By Thomas Russell -- Furniture Today, October 13, 2008

Case goods specialist Vaughan Furniture is celebrating its 85th year in business with a new management team, a new all-import business model, new warehouses and a new product assortment that nearly doubles its previous lineup.

And at next week's High Point Market, the company will have its largest product introduction ever with nearly 500 new SKUs.

Six new collections will include bedroom, dining room, occasional and home entertainment furniture. Five others are bedroom only, and two have youth furniture.

Styles range from transitional and contemporary to traditional and are in a variety of price points. Retail prices for four-piece groups with a bed, dresser, mirror and nightstand retailing from $1,399 to $2,999.

The assortment is a dramatic leap for a company whose line was 60% domestic before it started to cease production at its last plant in Galax, Va., in late May.

Around this same time, the company announced that Bill Vaughan was relinquishing his role as CEO to Taylor C. Vaughan, who began his career with the company in 1976 and was named president last year. Bill Vaughan left active management but remains on the company's board.

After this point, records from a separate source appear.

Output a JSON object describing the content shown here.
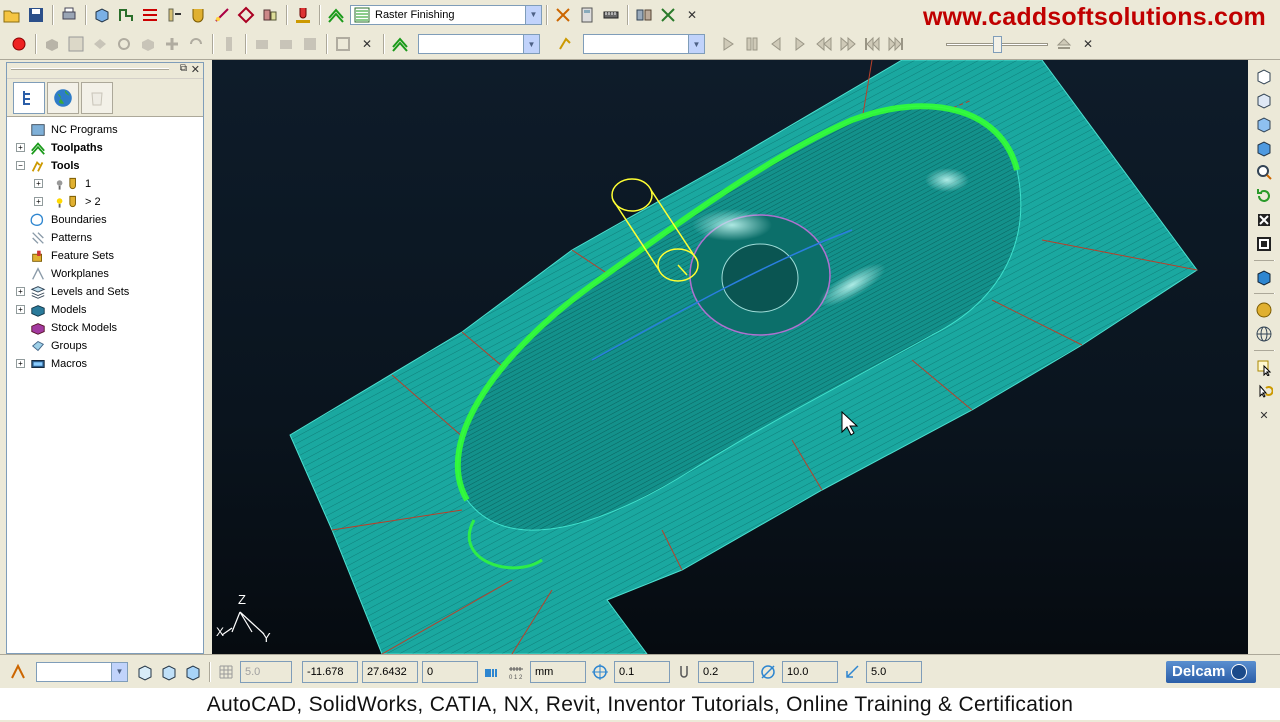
{
  "branding": {
    "website": "www.caddsoftsolutions.com",
    "caption": "AutoCAD, SolidWorks, CATIA, NX, Revit, Inventor Tutorials, Online Training & Certification",
    "logo": "Delcam"
  },
  "toolbar_top": {
    "strategy_select": "Raster Finishing",
    "icons": [
      "open-icon",
      "save-icon",
      "print-icon",
      "block-icon",
      "rapid-move-icon",
      "leads-icon",
      "feeds-icon",
      "tool-icon",
      "boundary-icon",
      "pattern-icon",
      "stock-icon",
      "simulate-icon",
      "toolpath-icon",
      "strategy-icon",
      "ncfile-icon",
      "calculator-icon",
      "measure-icon",
      "editor-icon",
      "close-icon"
    ]
  },
  "toolbar_sim": {
    "combo_1": "",
    "combo_2": ""
  },
  "explorer": {
    "items": [
      {
        "label": "NC Programs",
        "bold": false,
        "expander": "",
        "level": 0,
        "icon": "nc-programs-icon"
      },
      {
        "label": "Toolpaths",
        "bold": true,
        "expander": "+",
        "level": 0,
        "icon": "toolpaths-icon"
      },
      {
        "label": "Tools",
        "bold": true,
        "expander": "−",
        "level": 0,
        "icon": "tools-icon"
      },
      {
        "label": "1",
        "bold": false,
        "expander": "+",
        "level": 1,
        "icon": "tool-bulb-icon"
      },
      {
        "label": "> 2",
        "bold": false,
        "expander": "+",
        "level": 1,
        "icon": "tool-bulb-active-icon"
      },
      {
        "label": "Boundaries",
        "bold": false,
        "expander": "",
        "level": 0,
        "icon": "boundaries-icon"
      },
      {
        "label": "Patterns",
        "bold": false,
        "expander": "",
        "level": 0,
        "icon": "patterns-icon"
      },
      {
        "label": "Feature Sets",
        "bold": false,
        "expander": "",
        "level": 0,
        "icon": "feature-sets-icon"
      },
      {
        "label": "Workplanes",
        "bold": false,
        "expander": "",
        "level": 0,
        "icon": "workplanes-icon"
      },
      {
        "label": "Levels and Sets",
        "bold": false,
        "expander": "+",
        "level": 0,
        "icon": "levels-icon"
      },
      {
        "label": "Models",
        "bold": false,
        "expander": "+",
        "level": 0,
        "icon": "models-icon"
      },
      {
        "label": "Stock Models",
        "bold": false,
        "expander": "",
        "level": 0,
        "icon": "stock-models-icon"
      },
      {
        "label": "Groups",
        "bold": false,
        "expander": "",
        "level": 0,
        "icon": "groups-icon"
      },
      {
        "label": "Macros",
        "bold": false,
        "expander": "+",
        "level": 0,
        "icon": "macros-icon"
      }
    ]
  },
  "axes": {
    "z": "Z",
    "x": "X",
    "y": "Y"
  },
  "status": {
    "grid_value": "5.0",
    "x": "-11.678",
    "y": "27.6432",
    "z": "0",
    "units": "mm",
    "tolerance": "0.1",
    "thickness": "0.2",
    "diameter": "10.0",
    "step": "5.0"
  },
  "colors": {
    "background": "#ece9d8",
    "viewport": "#0e1c2a",
    "surface": "#1aa8a0",
    "toolpath": "#33ff33",
    "tool": "#ffff33",
    "brand": "#c00000"
  }
}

This past spring, the company also hired former Huntington Furniture and Samuel Lawrence Furniture executive David Miller in the new post of senior vice president of merchandising. Other top executives include David Vaughan, senior executive vice president; Roger Porter, senior vice president of sales; and Michael Stevens, senior vice president of administration.

While the company's line was largely domestic before it closed the Galax factory, Vaughan had imported finished goods as early as 1983, starting with 18th-century style dining rooms out of Taiwan.

It later began importing from China, and continues to source from there and also from Vietnam, Malaysia and Indonesia.

This year, the challenge for management was to determine how to source an all-import line. The company is slowly phasing out of domestic goods as it sells its inventory.

The task of lining up the source factories largely fell to Michael Burcham, vice president of Asian operations, and his team of logistics and quality control experts based in Ho Chi Minh City, Vietnam, where the company has had an office for about four years. Vaughan's senior management also has traveled overseas and stays in constant contact with Burcham.

“We used existing factories and suppliers from overseas and we prospected with new ones as well,” said Taylor Vaughan. “It's an ongoing process. You never stop looking for new sources.”

Burcham's task was to see what “factories were suitable to make the products and make the quality and types of finishes we like,” Vaughan said. “Some factories don't make dining room, or the finishing lines don't have enough steps in the process.”

Retailers can buy Vaughan's goods container or via warehouses in Jefferson, Wis., Garland, Texas, and the Los Angeles area. The Jefferson and Garland facilities came online this summer and the L.A. facility will have goods flowing late next month. The company also has a warehouse in Galax.

The goal of the new warehouses is largely to service smaller dealers. Goods will flow out of the facilities in seven to 10 days from the time of the order.

Vaughan does some 75% of its business east of the Mississippi, and the company believes the new warehouses will help it open more West Coast accounts.

Miller said he enjoys his new role with the company and believes the new product will continue the company's reputation for providing value.

“I see this as a new opportunity to reinvent a company,” Miller said. “Vaughan, in the past, was one of the biggest powerhouses in the business. Transforming it from a domestic manufacturer to an international marketing company is a challenge and I am having fun doing it.”

Taylor Vaughan admitted that closing the 250-employee B.C. Vaughan factory in Galax wasn't easy, given that many management and factory employees call Galax home. But while painful, the transition was necessary to deal with the drop-off in demand for domestic goods, he believes.

He said the company's manufacturing and design background gives it an advantage in the marketplace. The company was formed in 1923 by Taylor G. Vaughan Sr. and his brother Bunyan C. Vaughan.

“We can't lose sight of what got us here,” he said. “We have 85 years of experience.”

“Everything going on in the company is positive,” Vaughan added. “We are proud of who we are, who we were, where we're headed and what we've done. We're looking forward to the future.”

At the High Point Market, which opens Oct. 20, the company will show this fall's lineup in a 28,000-square-foot showroom in Plaza Suites, space 210. The company had previously shown in a 17,000-square-foot space in the International Home Furnishings Center.